From the previous posts in this thread I gathered that these awesome looking shrimps need a higher temp 80-82 and higher ph as well.

hth
brat


----------



## southerndesert (Oct 14, 2007)

I am keeping mine at 82 F with a PH of 8.2 GH is 3 and KH is 4 to 5

This is pretty close to reported natural water conditions for these shrimp...So far they are healthy and active.










Cheers, Bill


----------



## shoteh (Dec 9, 2007)

Wow they are beautiful. Thumbs up. Keep us posted if you ever sell any.


----------



## dhavoc (Mar 17, 2006)

Slyder, sorry, but your going to have to go RO if you want to keep these happy. i have the same problem with my tap and gave up and got an RO filter system. i use a thin layer of crushed coral covered with 3m colorquartz, and pure RO. i get a ph of 8.3-8.4 and hardness of 80-120 ppm.


----------



## manifresh006 (Jul 20, 2007)

Santa Claus !!!

Nice Shrimps


----------



## SlyDer (Jul 11, 2007)

dhavoc said:


> Slyder, sorry, but your going to have to go RO if you want to keep these happy. i have the same problem with my tap and gave up and got an RO filter system. i use a thin layer of crushed coral covered with 3m colorquartz, and pure RO. i get a ph of 8.3-8.4 and hardness of 80-120 ppm.

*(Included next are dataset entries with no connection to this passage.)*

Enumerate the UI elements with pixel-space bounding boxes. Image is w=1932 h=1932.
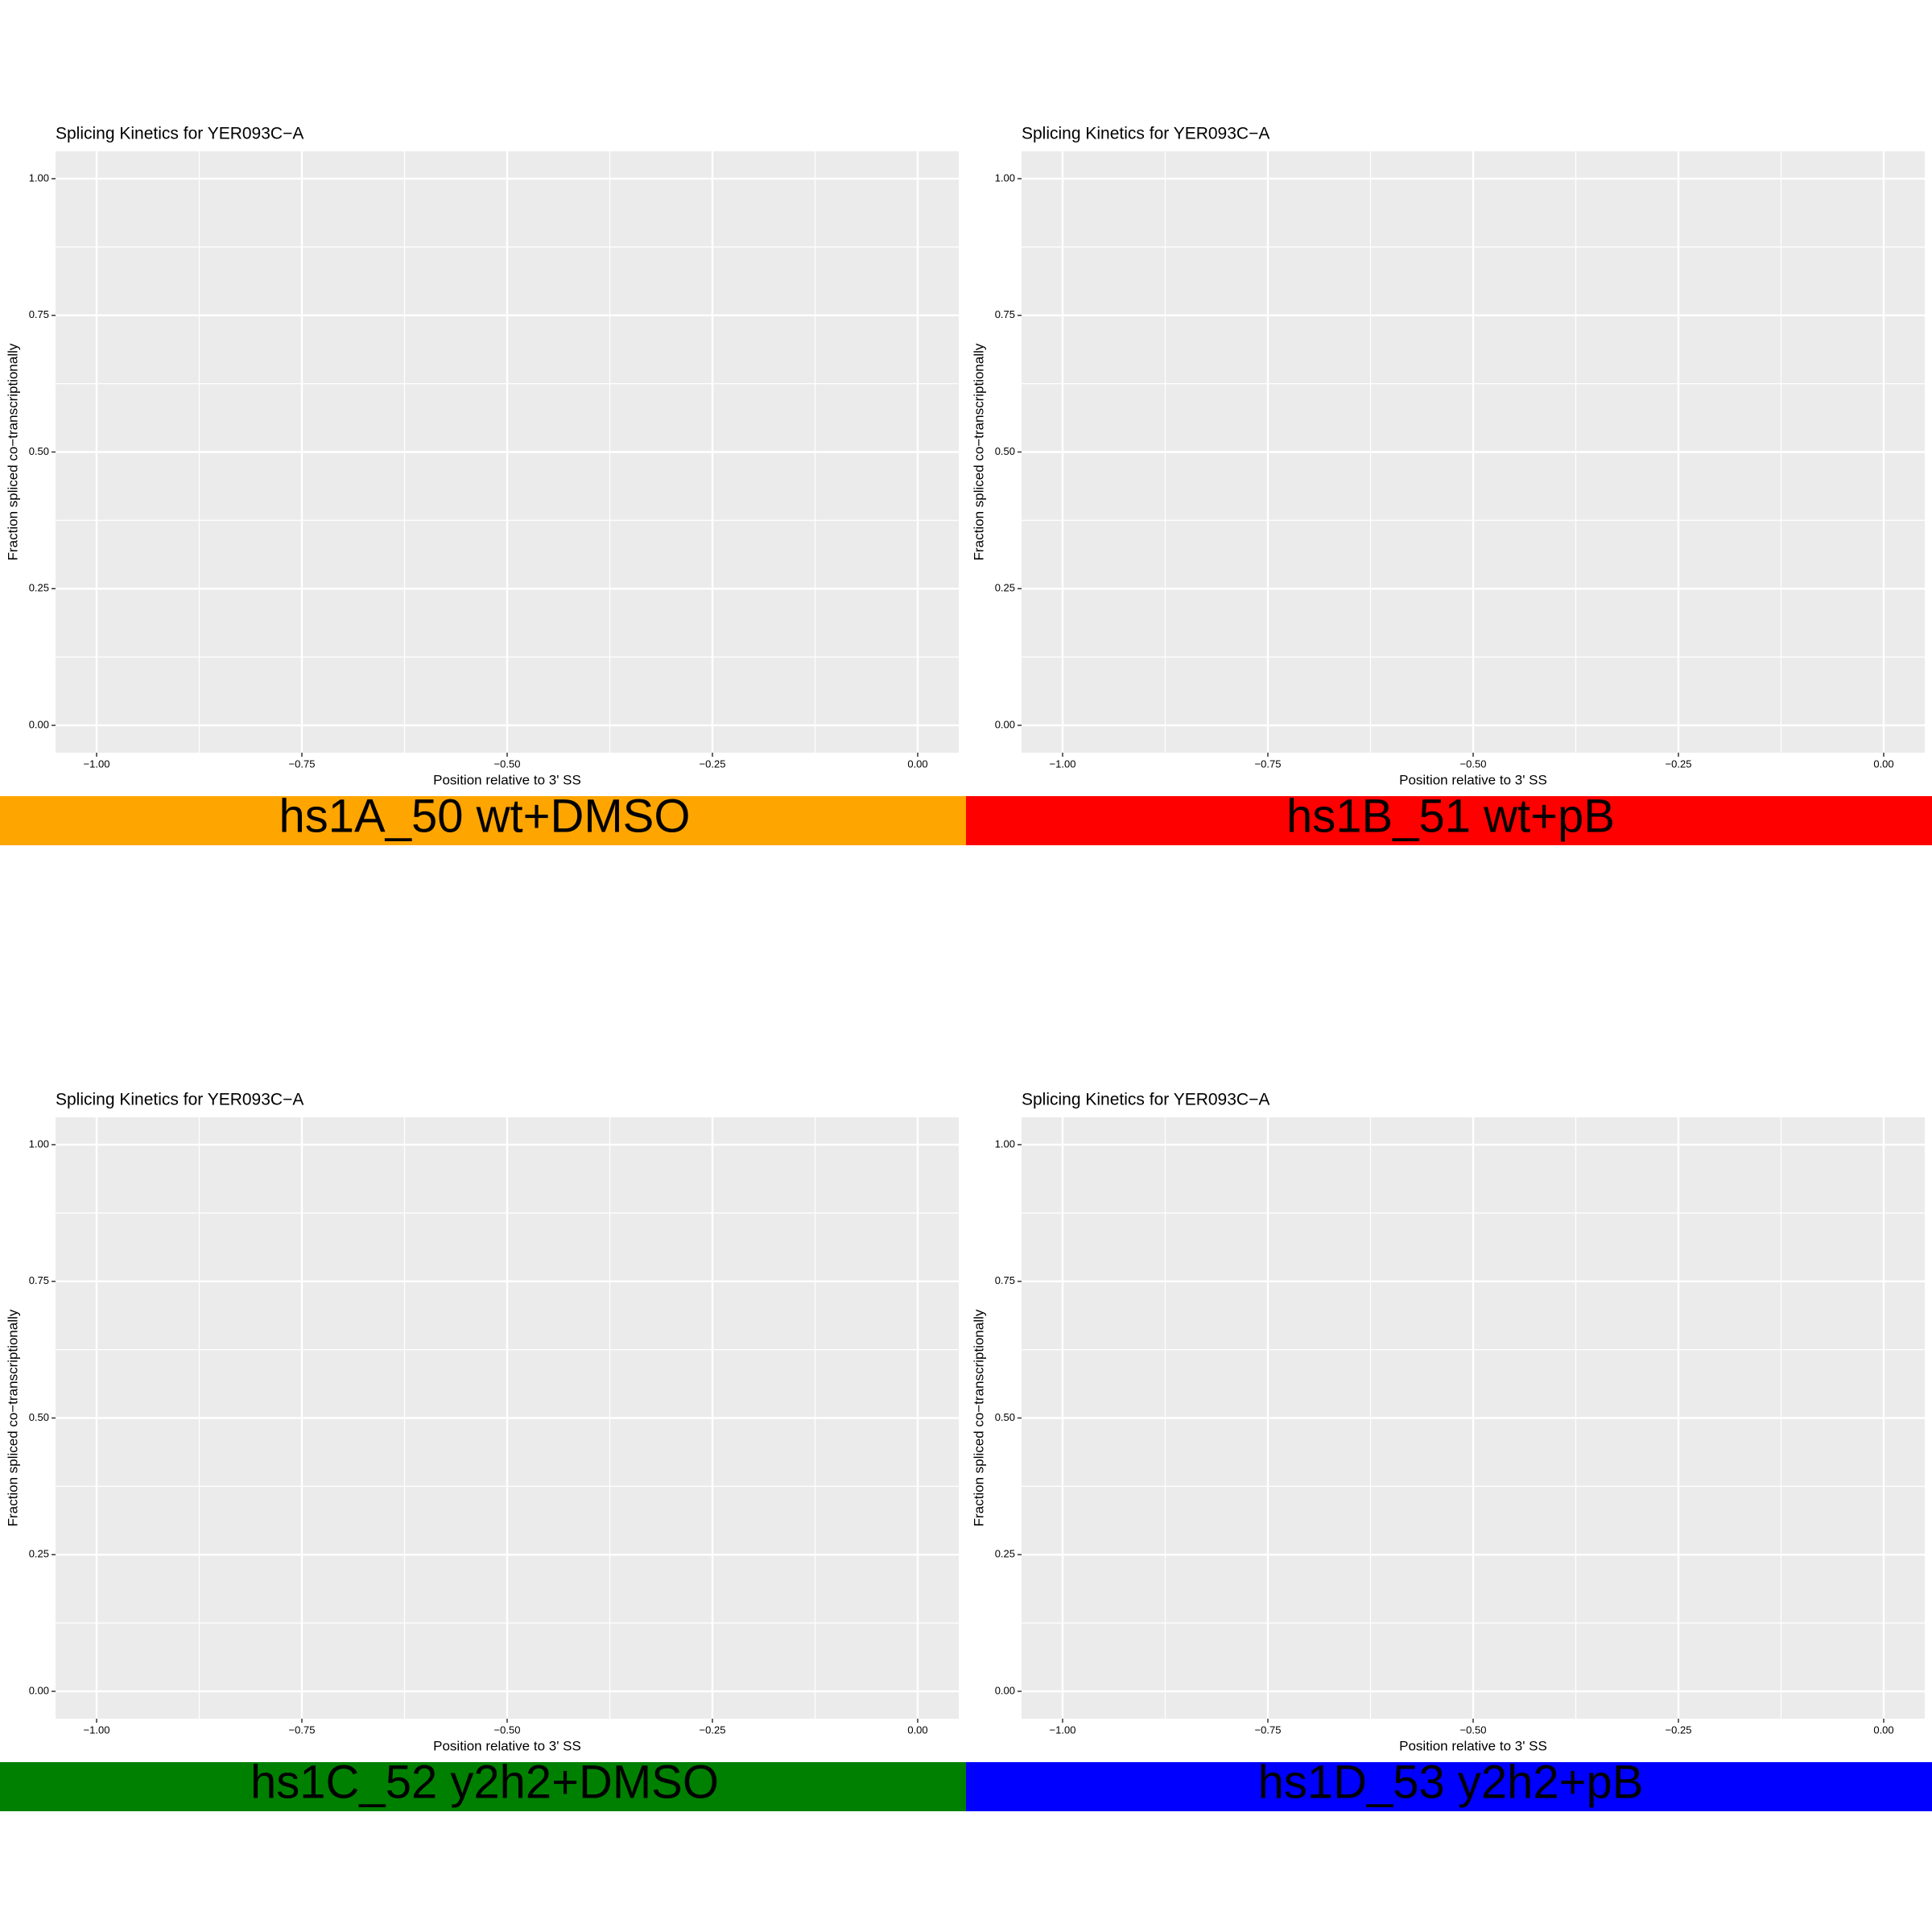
y-axis-label: Fraction spliced co−transcriptionally (5, 1309, 20, 1526)
y-tick-label: 0.75 (29, 308, 49, 320)
y-axis-label: Fraction spliced co−transcriptionally (5, 343, 20, 560)
y-tick-label: 0.00 (29, 1684, 49, 1696)
y-axis-label: Fraction spliced co−transcriptionally (971, 343, 986, 560)
chart-title: Splicing Kinetics for YER093C−A (1022, 125, 1269, 143)
y-tick-label: 0.50 (29, 1411, 49, 1423)
x-tick-label: −1.00 (1050, 1724, 1076, 1736)
x-tick-label: −0.25 (1666, 758, 1692, 770)
y-tick-label: 0.75 (29, 1274, 49, 1286)
y-tick-label: 0.00 (995, 1684, 1015, 1696)
y-tick-label: 0.25 (29, 582, 49, 594)
x-tick-label: −0.75 (289, 1724, 316, 1736)
condition-label: hs1D_53 y2h2+pB (1258, 1756, 1644, 1808)
panel: Splicing Kinetics for YER093C−A −1.00 −0.7… (0, 1091, 966, 1811)
x-tick-label: −0.50 (1460, 758, 1487, 770)
y-tick-label: 0.50 (29, 445, 49, 457)
y-tick-label: 1.00 (995, 1137, 1015, 1150)
condition-label: hs1B_51 wt+pB (1286, 790, 1615, 842)
x-tick-label: −1.00 (1050, 758, 1076, 770)
panel: Splicing Kinetics for YER093C−A −1.00 −0.7… (966, 125, 1932, 845)
condition-banner (966, 796, 1932, 845)
panel: Splicing Kinetics for YER093C−A −1.00 −0.7… (0, 125, 966, 845)
x-tick-label: 0.00 (1873, 758, 1893, 770)
y-tick-label: 1.00 (29, 171, 49, 184)
x-axis-label: Position relative to 3' SS (1399, 772, 1547, 787)
x-tick-label: −0.75 (1255, 758, 1282, 770)
x-tick-label: −1.00 (84, 758, 110, 770)
condition-banner (966, 1762, 1932, 1811)
x-axis-label: Position relative to 3' SS (433, 1738, 581, 1753)
y-tick-label: 0.50 (995, 1411, 1015, 1423)
x-tick-label: 0.00 (907, 758, 927, 770)
y-tick-label: 0.75 (995, 308, 1015, 320)
panel: Splicing Kinetics for YER093C−A −1.00 −0.7… (966, 1091, 1932, 1811)
chart-title: Splicing Kinetics for YER093C−A (56, 1091, 303, 1109)
x-tick-label: −0.50 (1460, 1724, 1487, 1736)
y-tick-label: 0.00 (995, 718, 1015, 730)
y-tick-label: 0.50 (995, 445, 1015, 457)
x-tick-label: −1.00 (84, 1724, 110, 1736)
x-tick-label: −0.75 (289, 758, 316, 770)
x-tick-label: 0.00 (907, 1724, 927, 1736)
condition-label: hs1C_52 y2h2+DMSO (250, 1756, 719, 1808)
condition-banner (0, 1762, 966, 1811)
x-tick-label: −0.25 (1666, 1724, 1692, 1736)
y-tick-label: 0.25 (995, 1548, 1015, 1560)
condition-label: hs1A_50 wt+DMSO (279, 790, 691, 842)
y-tick-label: 1.00 (29, 1137, 49, 1150)
x-tick-label: −0.25 (700, 758, 726, 770)
condition-banner (0, 796, 966, 845)
x-tick-label: −0.50 (494, 758, 521, 770)
y-tick-label: 0.75 (995, 1274, 1015, 1286)
y-tick-label: 1.00 (995, 171, 1015, 184)
y-axis-label: Fraction spliced co−transcriptionally (971, 1309, 986, 1526)
chart-title: Splicing Kinetics for YER093C−A (1022, 1091, 1269, 1109)
x-tick-label: 0.00 (1873, 1724, 1893, 1736)
x-axis-label: Position relative to 3' SS (1399, 1738, 1547, 1753)
y-tick-label: 0.25 (995, 582, 1015, 594)
y-tick-label: 0.00 (29, 718, 49, 730)
chart-title: Splicing Kinetics for YER093C−A (56, 125, 303, 143)
x-tick-label: −0.75 (1255, 1724, 1282, 1736)
x-tick-label: −0.25 (700, 1724, 726, 1736)
x-axis-label: Position relative to 3' SS (433, 772, 581, 787)
y-tick-label: 0.25 (29, 1548, 49, 1560)
x-tick-label: −0.50 (494, 1724, 521, 1736)
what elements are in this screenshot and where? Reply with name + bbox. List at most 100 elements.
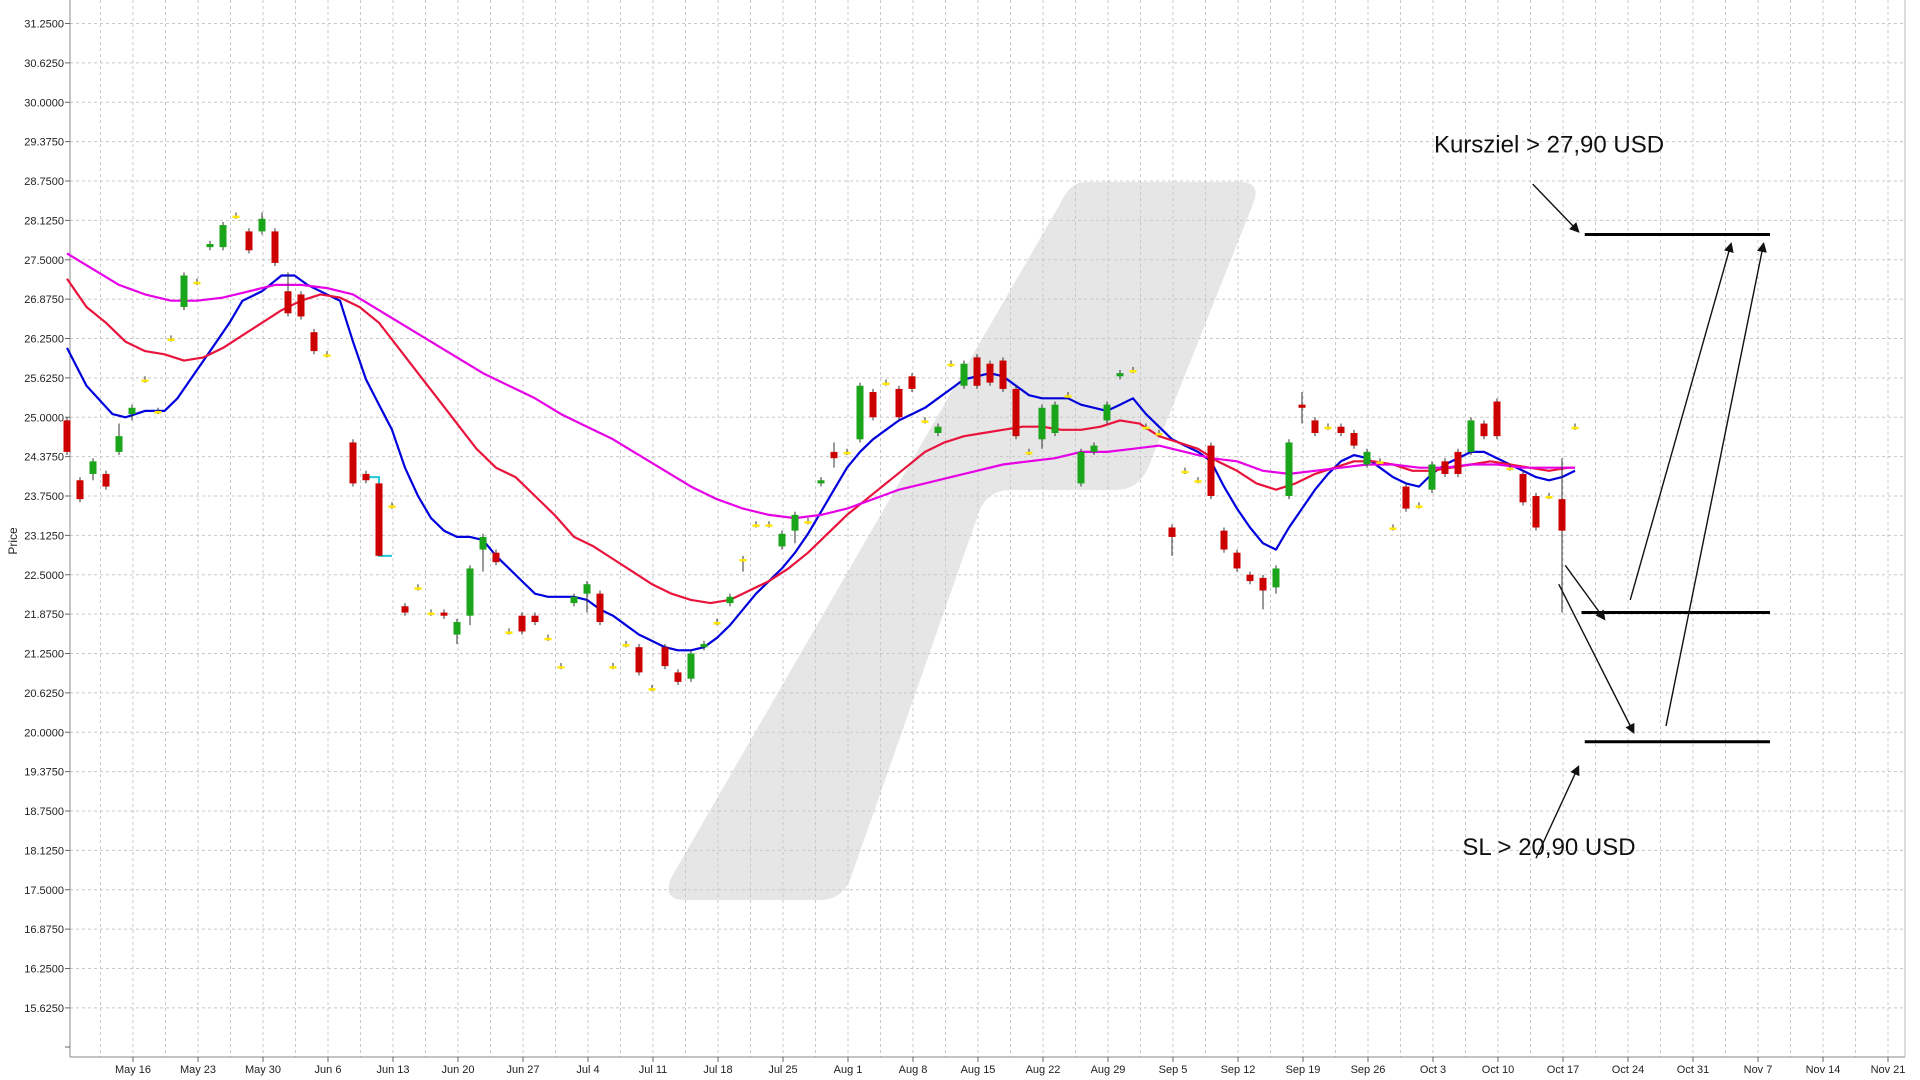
y-tick-label: 16.8750 — [24, 924, 64, 936]
x-tick-label: Oct 10 — [1482, 1064, 1514, 1076]
candle-body — [1350, 433, 1358, 446]
candle-body — [999, 360, 1007, 389]
candle-body — [128, 407, 136, 415]
candle-body — [271, 231, 279, 263]
candle — [1233, 549, 1241, 572]
candle — [1285, 439, 1293, 500]
candle-body — [791, 514, 799, 531]
candle-body — [752, 524, 760, 527]
y-tick-label: 25.6250 — [24, 373, 64, 385]
x-tick-label: Sep 12 — [1221, 1064, 1256, 1076]
candle — [1194, 477, 1202, 484]
y-tick-label: 23.7500 — [24, 491, 64, 503]
candle — [687, 650, 695, 682]
candle — [362, 470, 370, 484]
candle — [76, 477, 84, 503]
x-tick-label: May 30 — [245, 1064, 281, 1076]
candle-body — [1376, 461, 1384, 464]
x-tick-label: Jul 25 — [768, 1064, 797, 1076]
candle — [1428, 461, 1436, 493]
x-tick-label: Jun 6 — [315, 1064, 342, 1076]
candle-body — [492, 552, 500, 563]
candle — [882, 379, 890, 386]
candle-body — [1558, 499, 1566, 531]
candle — [1467, 417, 1475, 456]
candle-body — [1545, 496, 1553, 499]
candle — [622, 640, 630, 648]
candle — [1415, 502, 1423, 509]
candle-body — [1493, 401, 1501, 437]
candle — [310, 329, 318, 355]
candle — [1207, 442, 1215, 500]
candle-body — [1207, 445, 1215, 496]
candle — [726, 593, 734, 607]
candle-body — [414, 587, 422, 590]
y-tick-label: 23.1250 — [24, 530, 64, 542]
candle — [1298, 392, 1306, 424]
x-tick-label: Aug 8 — [899, 1064, 928, 1076]
moving-average-lines — [66, 252, 1576, 652]
candle — [388, 502, 396, 509]
entry-pointer-arrow — [1564, 564, 1606, 621]
y-tick-label: 21.8750 — [24, 609, 64, 621]
candle-body — [661, 647, 669, 667]
candle-body — [778, 533, 786, 547]
annotation-arrows — [1532, 183, 1767, 859]
candle — [284, 272, 292, 317]
candle-body — [89, 461, 97, 474]
x-tick-label: Oct 17 — [1547, 1064, 1579, 1076]
candle — [1506, 464, 1514, 471]
candle — [63, 417, 71, 456]
candle-body — [674, 672, 682, 682]
candle — [401, 603, 409, 616]
candle — [1545, 492, 1553, 500]
candle-body — [1168, 527, 1176, 537]
y-tick-label: 26.2500 — [24, 334, 64, 346]
candlesticks — [63, 212, 1579, 692]
candle-body — [219, 225, 227, 248]
y-tick-label: 17.5000 — [24, 885, 64, 897]
candle-body — [1194, 480, 1202, 483]
candle-body — [258, 218, 266, 232]
candle-body — [297, 294, 305, 317]
candle-body — [1181, 470, 1189, 474]
candle — [778, 530, 786, 550]
candle — [349, 439, 357, 487]
x-tick-label: Oct 31 — [1677, 1064, 1709, 1076]
candle-body — [141, 379, 149, 382]
candle-body — [1064, 395, 1072, 398]
candle — [531, 612, 539, 626]
stop-pointer-arrow — [1558, 583, 1635, 735]
candle — [700, 640, 708, 651]
candle-body — [596, 593, 604, 622]
candle — [141, 376, 149, 383]
candle-body — [1012, 388, 1020, 437]
candle — [1012, 385, 1020, 440]
candle-body — [1077, 451, 1085, 484]
candle-body — [531, 615, 539, 622]
candle-body — [1025, 451, 1033, 455]
candle-body — [1506, 467, 1514, 471]
candle — [492, 549, 500, 566]
target-pointer-arrow — [1532, 183, 1580, 233]
candle — [1168, 524, 1176, 556]
x-tick-label: Sep 26 — [1351, 1064, 1386, 1076]
candle-body — [362, 473, 370, 481]
candle — [154, 407, 162, 415]
candle-body — [375, 483, 383, 556]
candle-body — [856, 385, 864, 440]
candle-body — [401, 606, 409, 613]
candle — [843, 448, 851, 456]
candle-body — [804, 521, 812, 524]
y-tick-label: 21.2500 — [24, 649, 64, 661]
candle-body — [1051, 404, 1059, 433]
candle-body — [232, 215, 240, 219]
x-tick-label: Oct 24 — [1612, 1064, 1644, 1076]
candle-body — [479, 536, 487, 550]
x-tick-label: Nov 7 — [1744, 1064, 1773, 1076]
x-tick-label: Nov 14 — [1806, 1064, 1841, 1076]
candle-body — [635, 647, 643, 673]
candle — [1324, 423, 1332, 430]
candle — [739, 555, 747, 572]
candle — [89, 458, 97, 481]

Just wishful thinking i guess, right now i pack a few 5gal waterjugs to walmart and fill with ro every 2 weeks, right now its cheaper. When i move into my new house ill probably get my own ro. My 55 gal might make a nice storage container.

thanks
-SlyDer


----------



## mikishuhoo (Feb 23, 2010)

The shrimps look so beautiful!

Kenny


----------